Fact: Survivors exhibit a spectrum of emotional responses to assault: calm, hysteria, laughter, anger, apathy, shock. Each survivor copes with the trauma of the assault in a different way.
Myth: Many people claim that they have been sexually assaulted because they want revenge upon the person they accuse.
Fact: The FBI has found that only 2-8% of sexual assault cases are based on false accusation. This percentage of unsubstantiated cases is the same as with many other reported crimes. Often time cases that end before the full process has taken place are categorized inaccurately.
Myth: Persons who dress or acts in a "sexy" way are asking to be sexually assaulted.
Fact: Nothing a person does or does not do causes a brutal crime like sexual assault. No one deserves to be sexually assaulted. Many convicted sexual assailants are unable to remember what their victims looked like or were wearing. Blaming a victim’s clothing is the same as blaming the victim, who is never at fault.

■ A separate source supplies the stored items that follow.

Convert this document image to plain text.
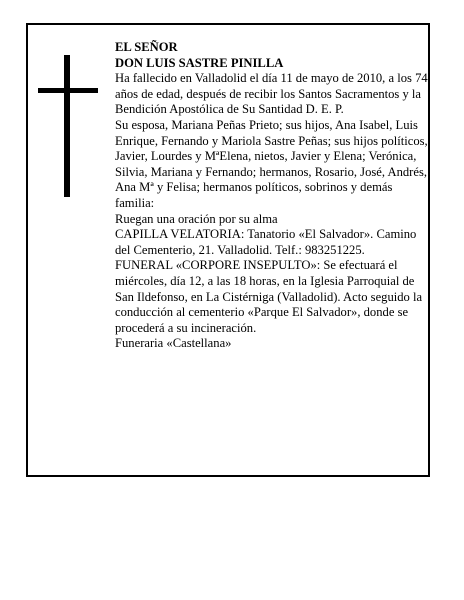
EL SEÑOR

DON LUIS SASTRE PINILLA

Ha fallecido en Valladolid el día 11 de mayo de 2010, a los 74 años de edad, después de recibir los Santos Sacramentos y la Bendición Apostólica de Su Santidad D. E. P.

Su esposa, Mariana Peñas Prieto; sus hijos, Ana Isabel, Luis Enrique, Fernando y Mariola Sastre Peñas; sus hijos políticos, Javier, Lourdes y MªElena, nietos, Javier y Elena; Verónica, Silvia, Mariana y Fernando; hermanos, Rosario, José, Andrés, Ana Mª y Felisa; hermanos políticos, sobrinos y demás familia:

Ruegan una oración por su alma

CAPILLA VELATORIA: Tanatorio «El Salvador». Camino del Cementerio, 21. Valladolid. Telf.: 983251225.

FUNERAL «CORPORE INSEPULTO»: Se efectuará el miércoles, día 12, a las 18 horas, en la Iglesia Parroquial de San Ildefonso, en La Cistérniga (Valladolid). Acto seguido la conducción al cementerio «Parque El Salvador», donde se procederá a su incineración.

Funeraria «Castellana»
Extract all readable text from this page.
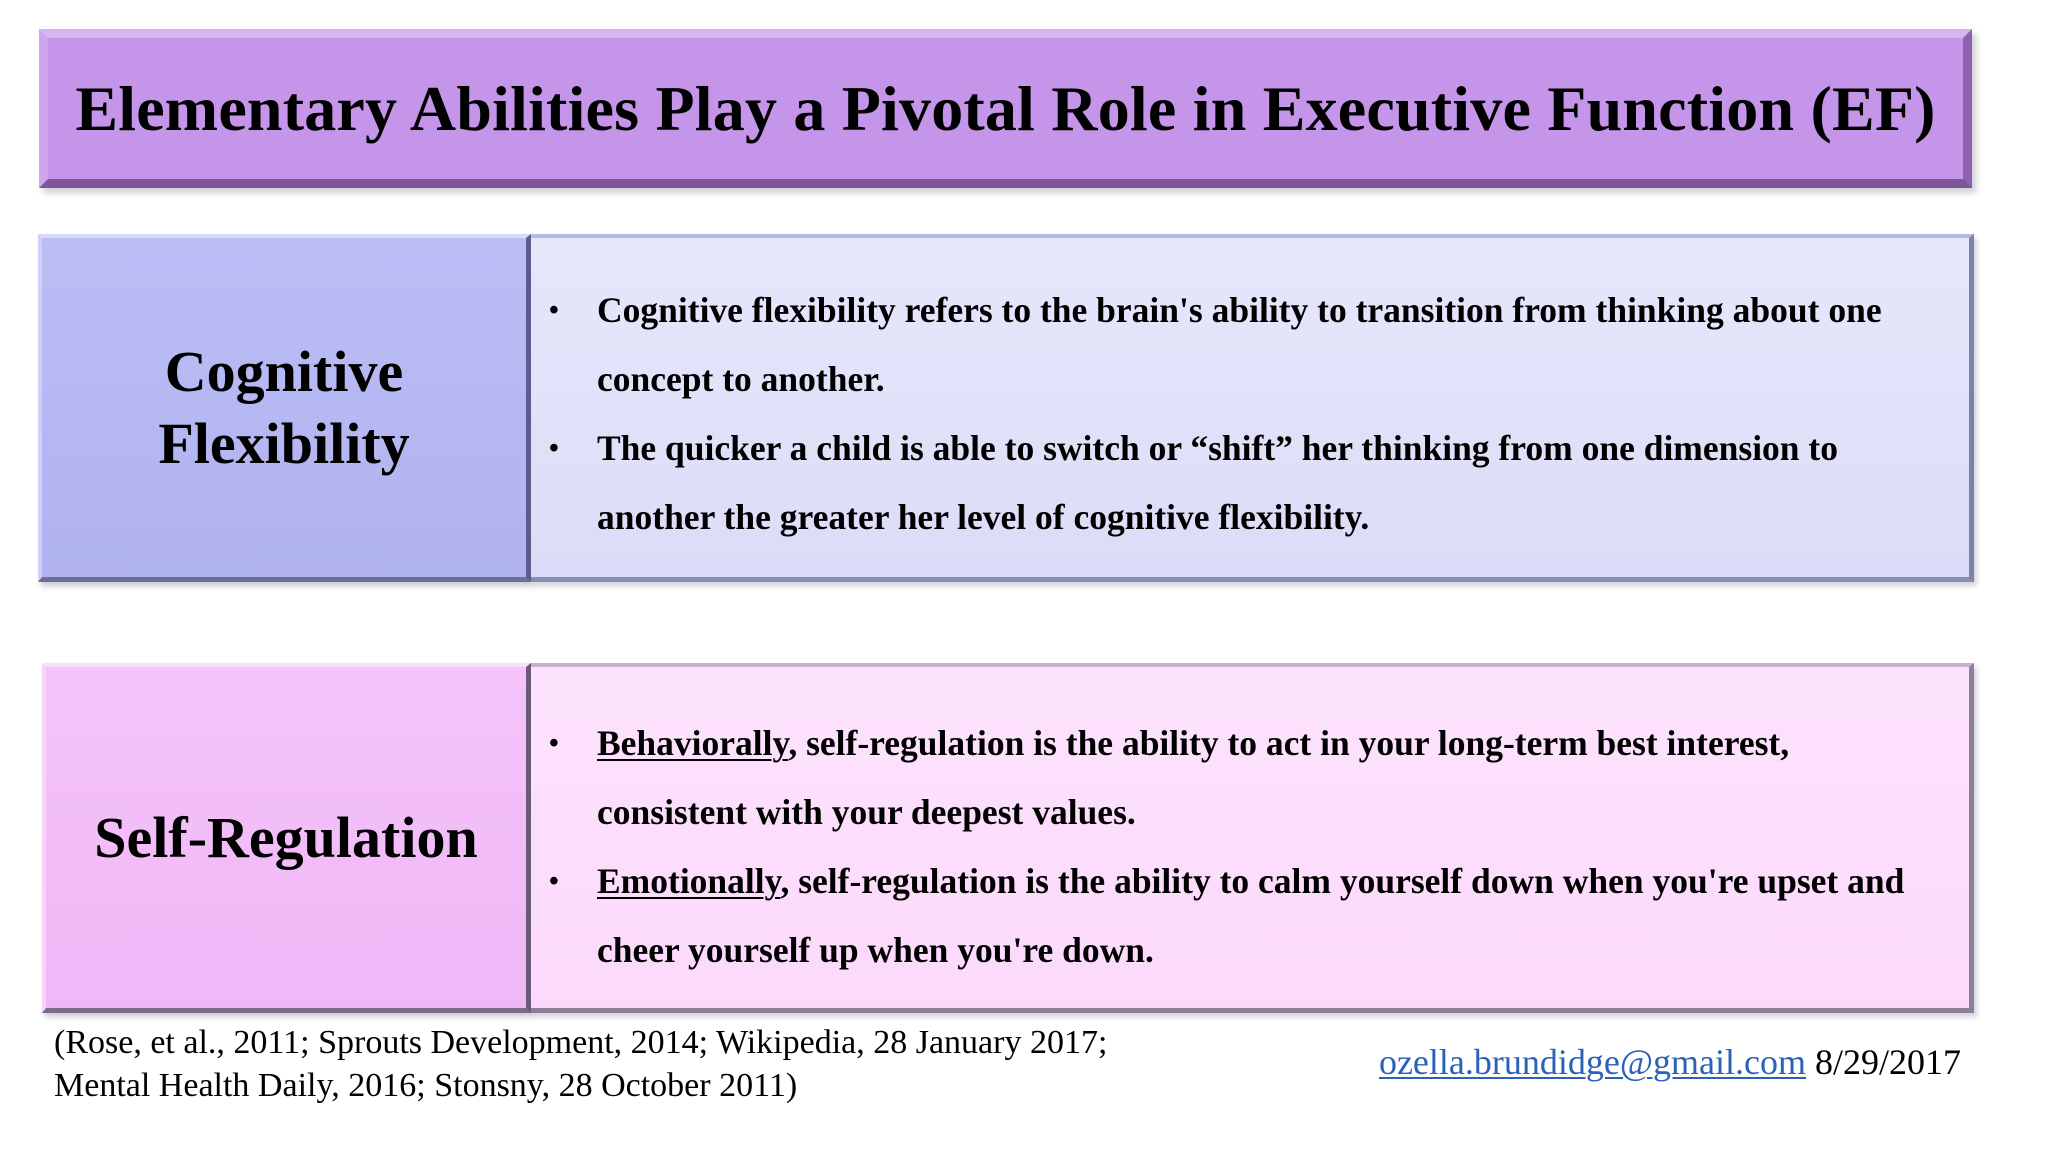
Elementary Abilities Play a Pivotal Role in Executive Function (EF)
Cognitive
Flexibility
•	Cognitive flexibility refers to the brain's ability to transition from thinking about one concept to another.
•	The quicker a child is able to switch or “shift” her thinking from one dimension to another the greater her level of cognitive flexibility.
Self-Regulation
•	Behaviorally, self-regulation is the ability to act in your long-term best interest, consistent with your deepest values.
•	Emotionally, self-regulation is the ability to calm yourself down when you're upset and cheer yourself up when you're down.
(Rose, et al., 2011; Sprouts Development, 2014; Wikipedia, 28 January 2017;
Mental Health Daily, 2016; Stonsny, 28 October 2011)
ozella.brundidge@gmail.com 8/29/2017
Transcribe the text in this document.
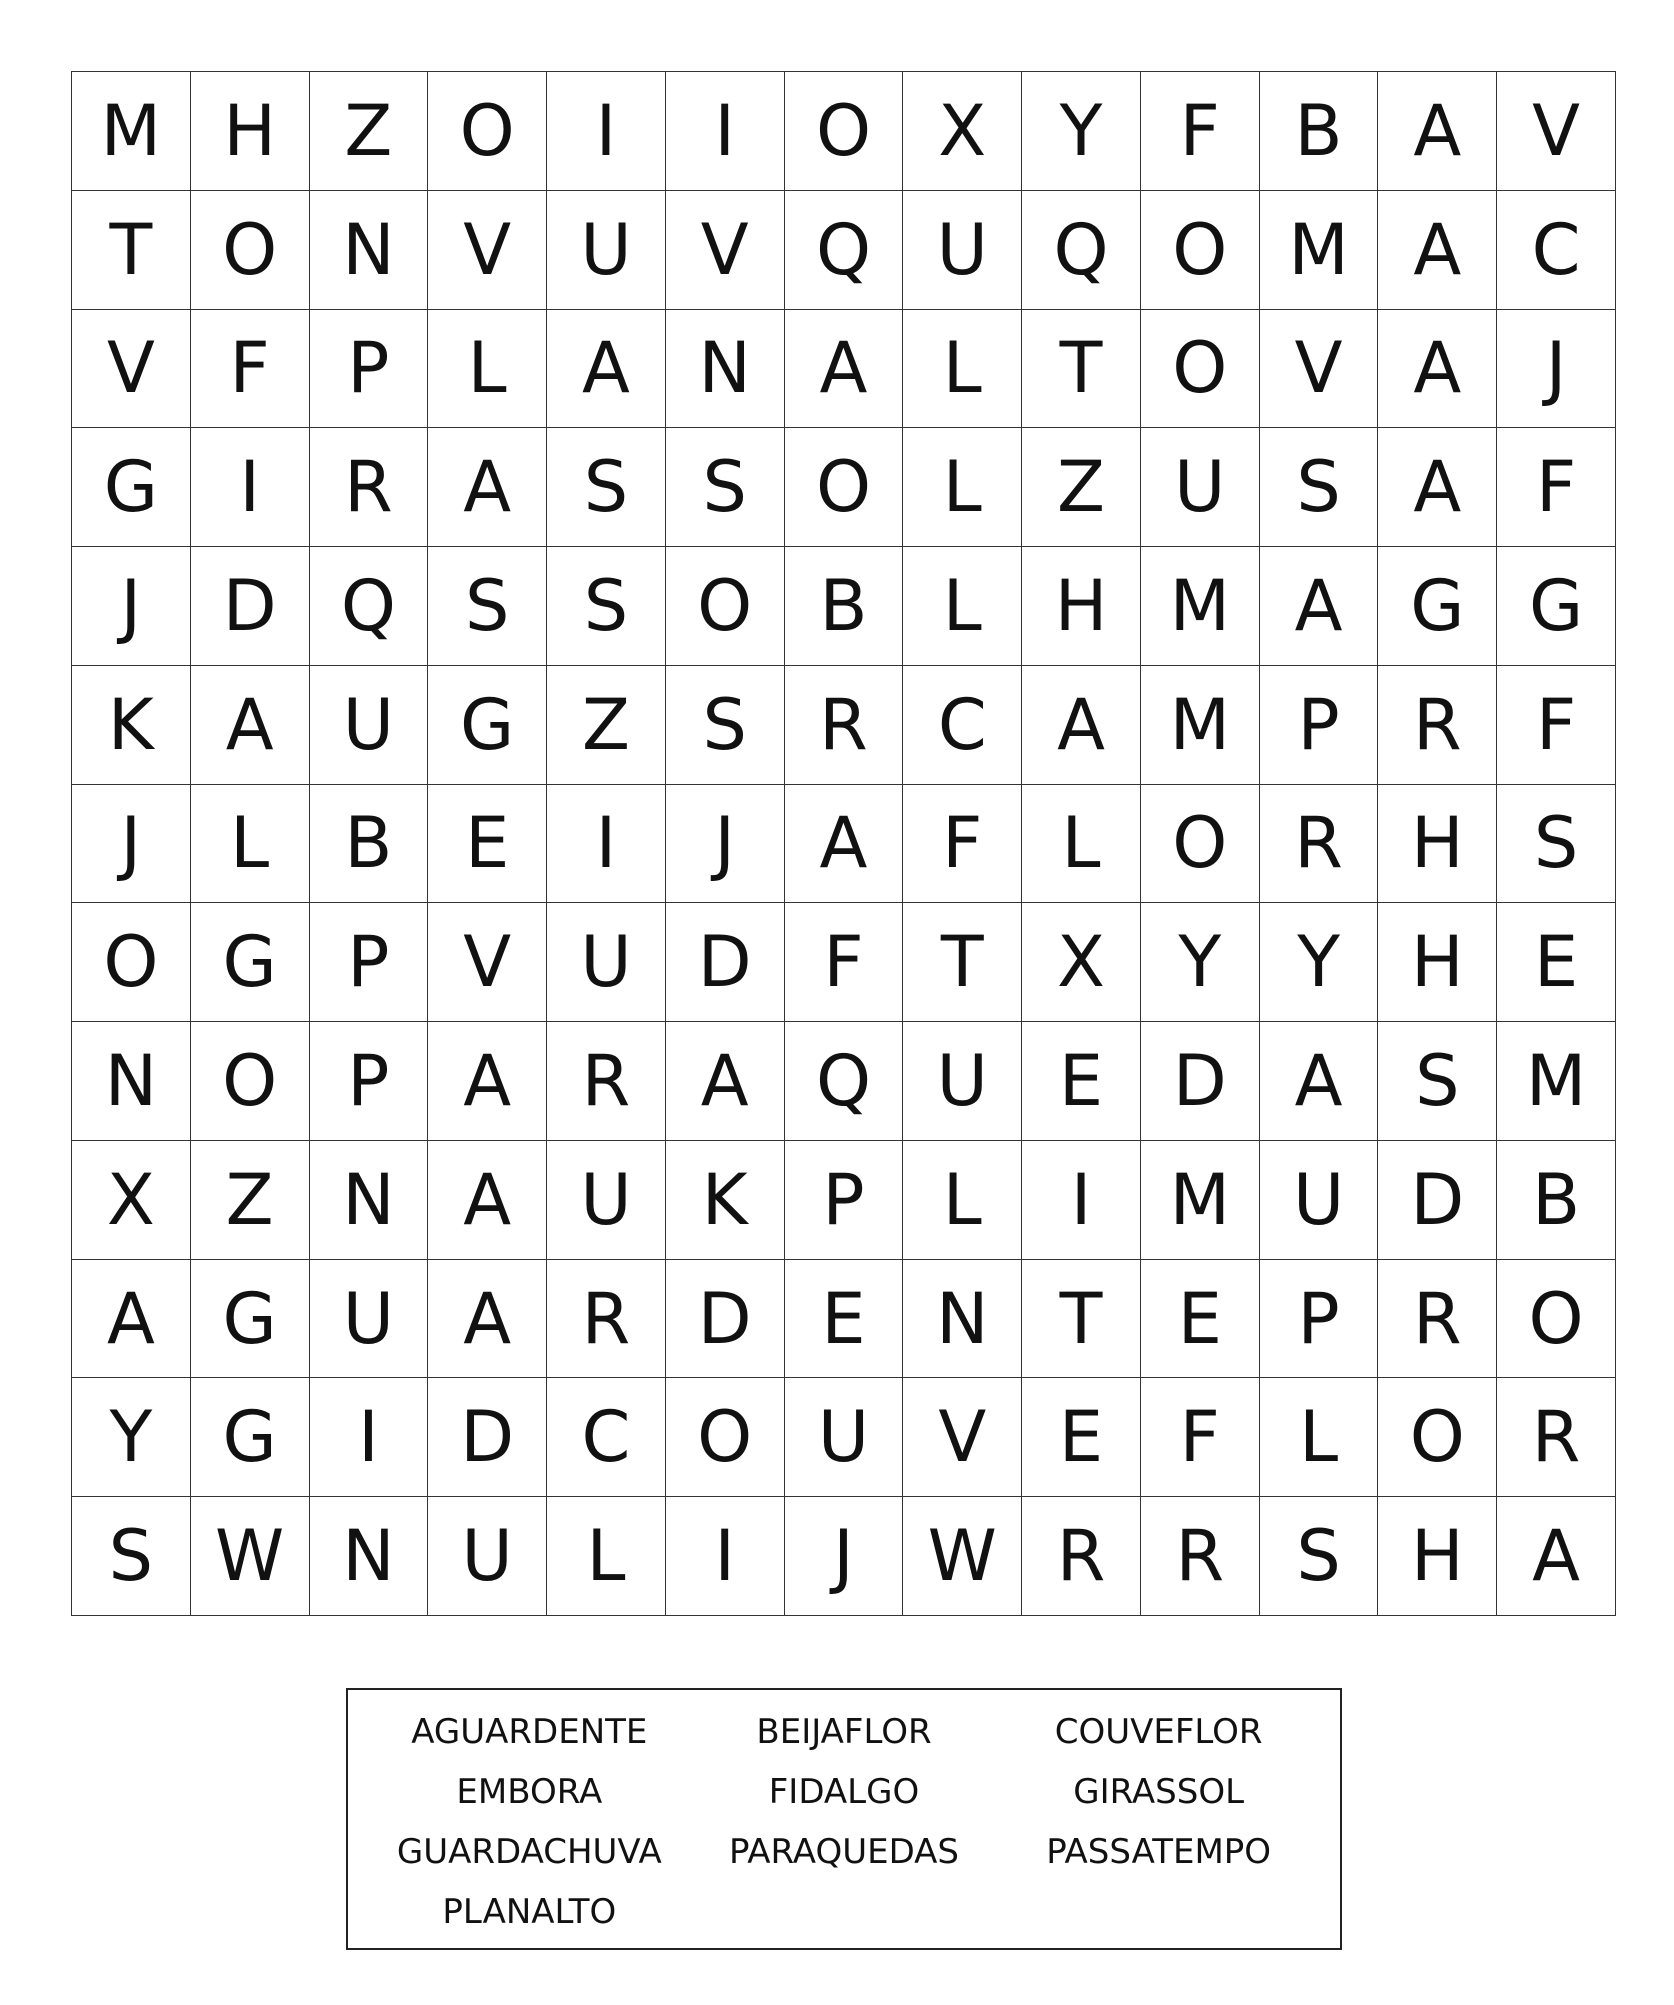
M H Z O	I	I	O X	Y	F	B	A	V
T O N V U V Q U Q O M A	C
V	F	P	L	A N A	L	T O V	A	J
G	I	R	A	S	S O	L	Z U	S	A	F
J	D Q S	S O B	L	H M A G G
K	A U G Z	S	R	C	A M P	R	F
J	L	B	E	I	J	A	F	L	O R H	S
O G	P	V U D	F	T	X	Y	Y	H	E
N O	P	A	R	A Q U	E D A	S M
X	Z N A U	K	P	L	I	M U D B
A G U A	R D E	N	T	E	P	R O
Y	G	I	D C O U V	E	F	L	O R
S W N U	L	I	J	W R	R	S	H A
AGUARDENTE	BEIJAFLOR	COUVEFLOR
EMBORA	FIDALGO	GIRASSOL
GUARDACHUVA	PARAQUEDAS	PASSATEMPO
PLANALTO
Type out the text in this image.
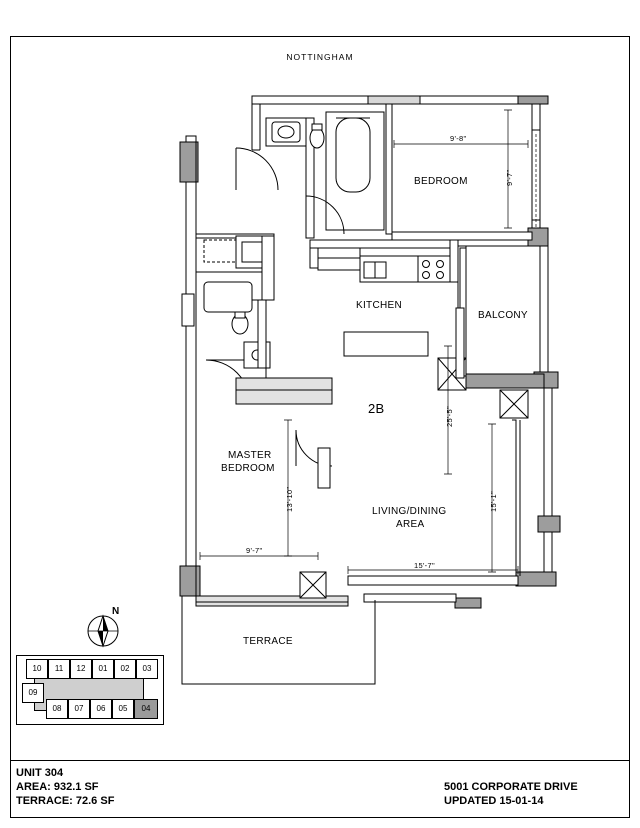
NOTTINGHAM
BEDROOM
KITCHEN
BALCONY
MASTER
BEDROOM
LIVING/DINING
AREA
TERRACE
2B
9'-8"
9'-7"
25'-5"
15'-1"
13'-10"
9'-7"
15'-7"
N
10	11	12	01	02	03
09
08	07	06	05	04
UNIT 304
AREA: 932.1 SF
TERRACE: 72.6 SF
5001 CORPORATE DRIVE
UPDATED 15-01-14
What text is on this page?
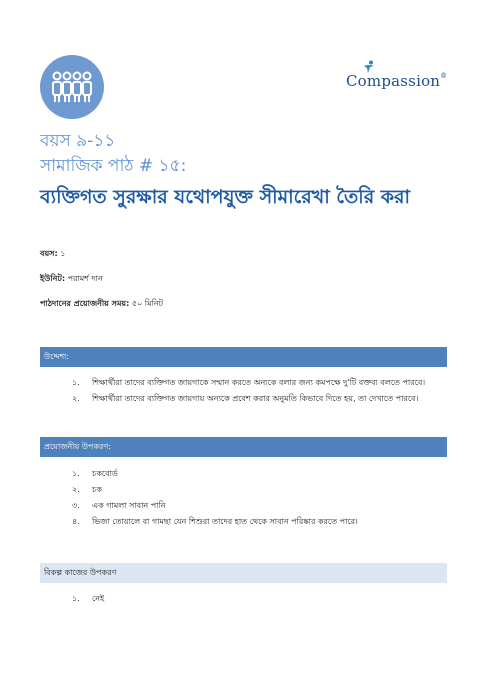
Compassion®
বয়স ৯-১১
সামাজিক পাঠ # ১৫:
ব্যক্তিগত সুরক্ষার যথোপযুক্ত সীমারেখা তৈরি করা
বয়স: ১
ইউনিট: পরামর্শ দান
পাঠদানের প্রয়োজনীয় সময়: ৫০ মিনিট
উদ্দেশ্য:
১.	শিক্ষার্থীরা তাদের ব্যক্তিগত জায়গাকে সম্মান করতে অন্যকে বলার জন্য কমপক্ষে দু'টি বক্তব্য বলতে পারবে।
২.	শিক্ষার্থীরা তাদের ব্যক্তিগত জায়গায় অন্যকে প্রবেশ করার অনুমতি কিভাবে দিতে হয়, তা দেখাতে পারবে।
প্রয়োজনীয় উপকরণ:
১.	চকবোর্ড
২.	চক
৩.	এক গামলা সাবান পানি
৪.	ভিজা তোয়ালে বা গামছা যেন শিশুরা তাদের হাত থেকে সাবান পরিষ্কার করতে পারে।
বিকল্প কাজের উপকরণ
১.	নেই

Myth: Women who drink too much are asking to be taken advantage of.
Fact: The consequences of drinking too much may be a hangover the next day, for example, but never include being sexually assaulted. The assailant is always responsible for the assault, even if he was drinking.
Source: Rape Victim Advocates (2008)
Myth: Most rapes are committed by strangers.
Fact: 2/3 of rapes are committed by someone known to the victim.